A walk through the Angostura compound treats the senses to the sticky sweet scent of molasses and the spicy aroma of its famous bitters. Past the warehouses and industrial inner workings of this rum factory, there is a site that will transport one back to a unique period in human history when everything was carefully crafted by hand, to perfection.

The House of Angostura is a company rich with tradition. It is one of the only companies that still cherishes the art of coopering. Cooperage is the traditional trade of making wooden staved, conical-shaped casks and binding them together with steel rings.

Oak wood is imported from the United States, Spain, Finland, England and France. The oak is precisely cut into connecting pieces and is charred on the inside. The woodsy oak and the charring add a depth of complexity to the rum. The oak also allows air to flow inside the cask to the contents and aids in maturing the rum. Often, the oak wood has already been used once for curing whiskey and this adds an additional dimension of flavour to the rum.

The steel rings are also imported from the US and Europe. The rings are hammered around the wooden staves to set them in place and “heads” of dowelled wood seal off the top and bottom of the barrels. A powerful machine called a “driver” tightens the rings, so they do not slip when the barrels swell with the rum.

Though the need and appreciation for coopering has faded, Angostura employs nine coopers on a full time basis and churns out 120 rum barrels a day. The Corporate Communications Officer of Angostura Limited, Giselle Laronde-West, explained to Sunday Newsday that the company is committed to preserving a craft that has its roots in our colonial history.

“Coopering is a total art,” Laronde-West noted. “There is the whole antiquity of it. Rum is tied to our heritage. Plus, we feel that when working with a human being, you can get something precise and skillfully fashioned. It keeps the coopers, who are keeping this trade alive, in business.”

The Head Charger Cooper at Angostura is George Vincent. He said that while he was working in the Fernandez factory, he heard about an opening for a cooper. “A supervisor I was working with in Fernandez told me that they were looking for a cooper, but I did not know what a cooper was. I was trained by the head cooper in Fernandez. He taught me everything there is to know about coopering. About building the barrels, driving the barrels and repairing the barrels.”

Vincent has been working as a cooper for about 33 years and he explained that coopering has changed somewhat over time. There is no longer the painful process of chipping the wood by hand and putting the pieces of the puzzle together and cleverly filling in any spaces with the delicate skin of the fig tree. Nowadays, the staves are measured and sawed to specification and fit together smoothly.

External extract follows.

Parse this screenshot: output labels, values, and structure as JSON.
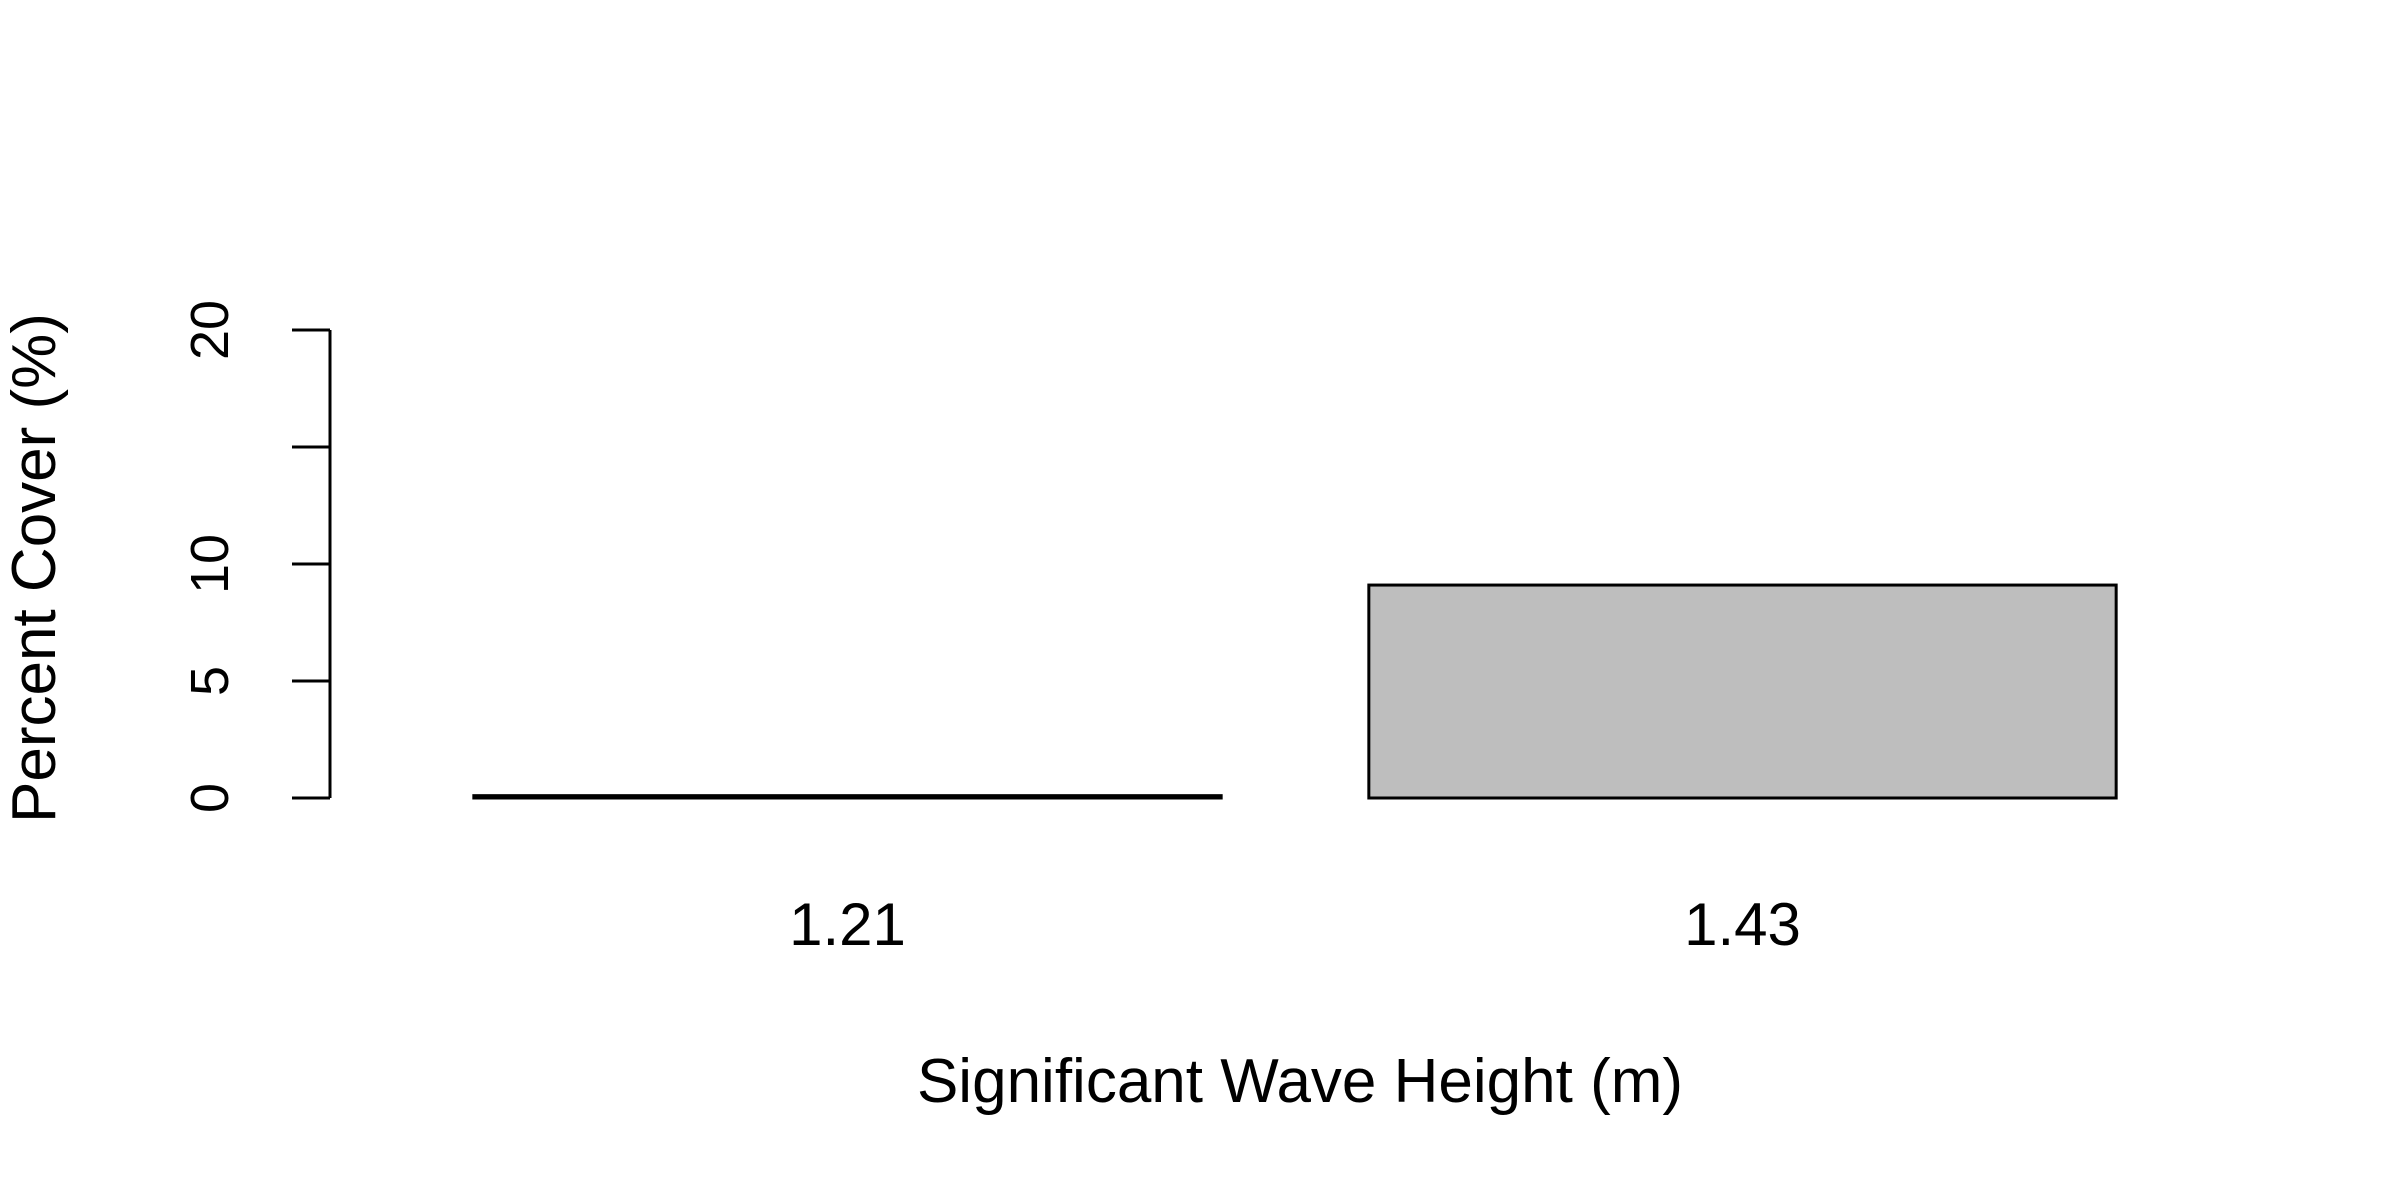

However, you will not see power tools in a coopering shed. The old fashioned tools like a chisel, hammer and adze are suitable for the delicate job. Vincent said that the only skill in coopering is patience and a willingness to learn and work with one’s hands. Vincent does not believe that barrels have outlived their purpose.

He says, “It’s an old skill and the tradition of using barrels in rum making adds that special touch to the finished product. Barrels have a purpose. To get what you want out of the rum, you cannot age it in plastic, ceramic or aluminum.”

David James has been working as a cooper for 12 years with Angostura. According to him, when the casks are completed they are placed in a filler and filled with water to check for leaks. If all is well, the rum barrels are filled with raw alcohol in the form of High Proof Liquor (HPL), corked and left to cure. The rum is left to age for different periods depending on what kind of rum is desired, whether white or dark.

Laronde-West noted noted that rustic rum casks are an important ingredient in the manufacturing of rum: “The element of the oak barrels lends well to the blend of the rum. The charring and ageing also adds to the quality of the rum.”

She said that the charm of the barrels and the human touch are in keeping with Angostura’s promise of delivering an intensely unique rum. “Angostura is very proud that we are keeping this tradition and we have coopers contributing to the manufacturing of our rum. And we are pleased to give our customers something extra.”